Be compassionate to yourself. It’s hard to hear something critical about yourself, but recognize that it’s a normal part of the human experience. “You can’t get the validation you need from other people, all of the time. You have to give it to yourself,” says Neff. “When someone makes a negative comment about you, self-compassion allows you to soothe and comfort yourself.”
Give yourself a hand—literally. When you’re feeling angry or anxious (after reading a brusque e-mail from your boss, for instance), “put your hand over your heart or give yourself a little squeeze,” advises Neff. Research suggests that soothing yourself through kind words or gentle touches might lower levels of the stress hormone cortisol and boost the hormone oxytocin, which makes you feel relaxed and calm, says Neff. And you’re less likely to lash out in response.
Check in.
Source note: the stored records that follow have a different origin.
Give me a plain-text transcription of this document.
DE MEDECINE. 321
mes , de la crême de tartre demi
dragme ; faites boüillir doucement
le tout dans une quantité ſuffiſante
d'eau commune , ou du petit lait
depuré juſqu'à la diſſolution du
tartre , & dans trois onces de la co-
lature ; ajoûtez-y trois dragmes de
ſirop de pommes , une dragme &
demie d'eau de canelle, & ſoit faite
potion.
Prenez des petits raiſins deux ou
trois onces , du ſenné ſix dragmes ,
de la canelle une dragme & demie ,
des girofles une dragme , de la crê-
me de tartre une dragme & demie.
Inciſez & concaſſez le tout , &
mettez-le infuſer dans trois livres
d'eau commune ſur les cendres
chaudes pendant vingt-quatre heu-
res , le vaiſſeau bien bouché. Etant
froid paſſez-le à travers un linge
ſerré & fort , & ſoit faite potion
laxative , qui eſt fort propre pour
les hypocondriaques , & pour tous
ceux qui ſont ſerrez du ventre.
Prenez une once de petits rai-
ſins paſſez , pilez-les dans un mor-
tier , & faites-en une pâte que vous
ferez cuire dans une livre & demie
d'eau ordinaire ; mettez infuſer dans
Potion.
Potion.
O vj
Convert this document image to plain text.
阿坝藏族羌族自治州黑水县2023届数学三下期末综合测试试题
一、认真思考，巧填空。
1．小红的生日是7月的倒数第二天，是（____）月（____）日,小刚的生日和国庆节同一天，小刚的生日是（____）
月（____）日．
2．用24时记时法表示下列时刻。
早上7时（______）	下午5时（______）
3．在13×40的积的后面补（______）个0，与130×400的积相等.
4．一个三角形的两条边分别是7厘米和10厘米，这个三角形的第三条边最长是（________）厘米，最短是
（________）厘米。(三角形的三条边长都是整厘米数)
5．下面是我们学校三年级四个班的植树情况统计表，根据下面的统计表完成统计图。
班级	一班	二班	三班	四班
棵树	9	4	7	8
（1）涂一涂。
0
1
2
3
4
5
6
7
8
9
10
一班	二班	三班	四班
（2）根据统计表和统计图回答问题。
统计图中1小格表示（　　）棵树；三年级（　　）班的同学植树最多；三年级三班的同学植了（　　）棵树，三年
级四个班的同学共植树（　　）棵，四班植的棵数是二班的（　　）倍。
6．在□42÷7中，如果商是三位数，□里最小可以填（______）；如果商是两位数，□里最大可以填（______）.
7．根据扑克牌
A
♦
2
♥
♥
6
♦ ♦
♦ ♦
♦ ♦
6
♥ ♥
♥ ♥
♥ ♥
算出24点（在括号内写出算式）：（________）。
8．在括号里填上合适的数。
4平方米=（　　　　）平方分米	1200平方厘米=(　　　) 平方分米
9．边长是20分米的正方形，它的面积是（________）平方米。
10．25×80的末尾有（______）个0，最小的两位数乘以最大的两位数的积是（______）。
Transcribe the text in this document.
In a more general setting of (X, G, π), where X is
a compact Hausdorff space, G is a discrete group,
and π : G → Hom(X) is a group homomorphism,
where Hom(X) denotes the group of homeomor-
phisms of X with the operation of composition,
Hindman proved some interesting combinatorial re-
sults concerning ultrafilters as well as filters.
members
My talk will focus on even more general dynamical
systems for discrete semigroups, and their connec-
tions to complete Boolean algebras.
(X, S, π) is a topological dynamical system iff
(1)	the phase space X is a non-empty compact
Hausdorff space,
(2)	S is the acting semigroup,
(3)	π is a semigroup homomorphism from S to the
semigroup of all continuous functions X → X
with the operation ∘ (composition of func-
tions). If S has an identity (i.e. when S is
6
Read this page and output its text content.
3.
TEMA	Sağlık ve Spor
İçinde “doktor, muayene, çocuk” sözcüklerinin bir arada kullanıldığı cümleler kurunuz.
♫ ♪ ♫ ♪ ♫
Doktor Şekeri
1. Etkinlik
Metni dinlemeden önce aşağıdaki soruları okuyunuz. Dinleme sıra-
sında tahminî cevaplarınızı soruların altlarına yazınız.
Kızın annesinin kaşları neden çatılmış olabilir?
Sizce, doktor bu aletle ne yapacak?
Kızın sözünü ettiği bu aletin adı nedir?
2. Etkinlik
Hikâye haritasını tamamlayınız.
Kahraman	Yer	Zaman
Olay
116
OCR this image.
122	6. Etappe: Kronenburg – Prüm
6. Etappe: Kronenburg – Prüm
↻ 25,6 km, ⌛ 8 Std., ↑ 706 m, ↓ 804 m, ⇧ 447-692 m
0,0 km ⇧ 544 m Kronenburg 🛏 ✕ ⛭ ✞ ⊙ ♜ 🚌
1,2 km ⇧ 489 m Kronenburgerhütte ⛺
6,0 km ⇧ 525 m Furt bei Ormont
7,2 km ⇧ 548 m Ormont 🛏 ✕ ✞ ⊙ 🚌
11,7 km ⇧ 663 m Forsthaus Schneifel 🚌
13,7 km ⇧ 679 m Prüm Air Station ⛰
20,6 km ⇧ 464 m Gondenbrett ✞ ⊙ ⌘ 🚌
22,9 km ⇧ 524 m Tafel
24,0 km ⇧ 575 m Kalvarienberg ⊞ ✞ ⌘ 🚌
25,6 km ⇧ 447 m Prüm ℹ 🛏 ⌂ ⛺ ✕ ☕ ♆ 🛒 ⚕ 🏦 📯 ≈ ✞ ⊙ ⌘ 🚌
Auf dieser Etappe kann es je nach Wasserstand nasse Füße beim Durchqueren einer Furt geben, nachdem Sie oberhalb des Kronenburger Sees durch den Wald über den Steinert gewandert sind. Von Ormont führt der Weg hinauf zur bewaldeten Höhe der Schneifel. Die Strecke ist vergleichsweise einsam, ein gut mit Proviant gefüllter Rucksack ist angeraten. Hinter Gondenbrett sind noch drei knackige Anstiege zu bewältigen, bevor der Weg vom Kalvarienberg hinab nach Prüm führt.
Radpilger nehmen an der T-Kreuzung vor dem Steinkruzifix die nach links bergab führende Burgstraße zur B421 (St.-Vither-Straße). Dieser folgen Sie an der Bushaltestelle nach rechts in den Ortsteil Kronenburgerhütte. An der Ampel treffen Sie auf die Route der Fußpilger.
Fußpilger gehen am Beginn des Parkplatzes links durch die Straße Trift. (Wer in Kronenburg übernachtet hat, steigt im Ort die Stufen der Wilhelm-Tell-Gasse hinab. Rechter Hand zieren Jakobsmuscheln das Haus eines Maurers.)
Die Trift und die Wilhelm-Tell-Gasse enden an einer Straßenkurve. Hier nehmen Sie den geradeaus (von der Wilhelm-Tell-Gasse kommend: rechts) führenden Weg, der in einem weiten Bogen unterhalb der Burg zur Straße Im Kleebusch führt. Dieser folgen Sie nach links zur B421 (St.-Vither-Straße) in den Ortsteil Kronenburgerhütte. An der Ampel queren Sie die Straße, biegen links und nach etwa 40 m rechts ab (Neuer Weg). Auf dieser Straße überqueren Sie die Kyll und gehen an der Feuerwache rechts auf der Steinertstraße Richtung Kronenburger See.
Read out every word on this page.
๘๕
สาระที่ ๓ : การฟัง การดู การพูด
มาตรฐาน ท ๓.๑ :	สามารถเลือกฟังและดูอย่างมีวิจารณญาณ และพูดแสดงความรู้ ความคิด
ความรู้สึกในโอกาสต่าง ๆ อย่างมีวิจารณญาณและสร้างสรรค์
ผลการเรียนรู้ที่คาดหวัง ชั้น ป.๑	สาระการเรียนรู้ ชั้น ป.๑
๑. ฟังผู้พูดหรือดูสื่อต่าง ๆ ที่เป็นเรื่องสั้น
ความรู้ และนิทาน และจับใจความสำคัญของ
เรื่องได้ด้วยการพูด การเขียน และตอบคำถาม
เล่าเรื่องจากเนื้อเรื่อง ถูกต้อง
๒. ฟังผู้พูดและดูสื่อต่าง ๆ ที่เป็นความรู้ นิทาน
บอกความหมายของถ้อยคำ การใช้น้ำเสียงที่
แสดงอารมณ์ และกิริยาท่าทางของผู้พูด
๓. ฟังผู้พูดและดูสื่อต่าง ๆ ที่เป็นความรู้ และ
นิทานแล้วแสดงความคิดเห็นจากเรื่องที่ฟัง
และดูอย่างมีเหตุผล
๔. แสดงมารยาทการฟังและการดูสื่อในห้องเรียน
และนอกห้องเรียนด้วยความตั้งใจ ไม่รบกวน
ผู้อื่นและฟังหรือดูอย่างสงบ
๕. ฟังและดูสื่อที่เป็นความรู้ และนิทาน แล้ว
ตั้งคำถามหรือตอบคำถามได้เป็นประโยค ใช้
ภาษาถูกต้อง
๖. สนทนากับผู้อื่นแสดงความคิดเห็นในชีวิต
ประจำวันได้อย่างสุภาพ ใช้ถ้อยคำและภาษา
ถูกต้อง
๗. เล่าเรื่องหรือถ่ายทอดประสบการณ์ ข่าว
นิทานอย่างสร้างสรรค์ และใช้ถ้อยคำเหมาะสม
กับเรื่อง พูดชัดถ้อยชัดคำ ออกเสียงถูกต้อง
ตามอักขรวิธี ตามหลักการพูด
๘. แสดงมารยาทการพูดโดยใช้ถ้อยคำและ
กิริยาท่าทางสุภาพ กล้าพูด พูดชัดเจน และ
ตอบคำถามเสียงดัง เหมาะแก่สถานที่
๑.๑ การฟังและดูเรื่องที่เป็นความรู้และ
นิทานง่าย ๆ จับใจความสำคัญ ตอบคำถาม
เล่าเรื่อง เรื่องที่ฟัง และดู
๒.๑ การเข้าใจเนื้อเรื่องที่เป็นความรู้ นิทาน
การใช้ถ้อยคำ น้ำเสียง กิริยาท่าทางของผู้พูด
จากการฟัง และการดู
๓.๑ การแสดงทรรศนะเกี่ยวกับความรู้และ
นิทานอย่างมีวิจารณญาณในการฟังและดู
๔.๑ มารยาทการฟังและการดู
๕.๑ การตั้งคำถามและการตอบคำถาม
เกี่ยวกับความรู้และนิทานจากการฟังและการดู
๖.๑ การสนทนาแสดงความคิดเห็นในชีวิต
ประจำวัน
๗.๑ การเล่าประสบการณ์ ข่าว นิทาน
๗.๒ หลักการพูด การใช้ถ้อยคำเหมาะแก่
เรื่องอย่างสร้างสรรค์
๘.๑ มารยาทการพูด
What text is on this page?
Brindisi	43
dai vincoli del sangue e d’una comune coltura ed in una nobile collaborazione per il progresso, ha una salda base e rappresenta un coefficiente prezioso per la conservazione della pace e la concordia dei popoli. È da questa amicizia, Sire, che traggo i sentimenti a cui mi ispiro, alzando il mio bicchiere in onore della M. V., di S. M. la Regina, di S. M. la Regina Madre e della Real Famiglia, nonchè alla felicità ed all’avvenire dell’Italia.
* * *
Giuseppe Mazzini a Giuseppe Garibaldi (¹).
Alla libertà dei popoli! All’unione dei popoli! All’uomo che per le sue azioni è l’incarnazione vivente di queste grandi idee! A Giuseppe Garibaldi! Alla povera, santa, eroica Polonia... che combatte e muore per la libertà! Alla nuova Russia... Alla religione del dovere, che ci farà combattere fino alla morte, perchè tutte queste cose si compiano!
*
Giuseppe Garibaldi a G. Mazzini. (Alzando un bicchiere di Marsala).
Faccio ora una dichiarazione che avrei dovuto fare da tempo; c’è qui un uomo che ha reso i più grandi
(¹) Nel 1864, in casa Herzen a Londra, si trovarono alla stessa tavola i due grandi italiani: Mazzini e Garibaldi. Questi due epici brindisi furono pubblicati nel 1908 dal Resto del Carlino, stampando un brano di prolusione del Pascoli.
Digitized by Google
Hanson recommends making sure you understand where the other person is coming from. Try starting your comments or e-mails with sentences such as “Sounds like you’re feeling ___ , is that right?” Or “I’m not sure, but I get the sense that ___.” Or “It seems like what bothered you was ___.” Learning what the other person is actually thinking or feeling will help avoid a lot of misguided, angry communication.
Walk a virtual mile in their shoes. “One thing I do personally, which really slows me down,” says Hanson, “is to try and feel how the other person is suffering. I do it out of self-interest, because when I experience their suffering, it takes away the sting of what they did to me.” So if you’re in a heated debate online, remember that everyone in that “conversation” is bringing his or her own insecurities and anxieties to the conversation. Generally, the emotions you feel they are directing at you are actually much more about what’s going on inside them.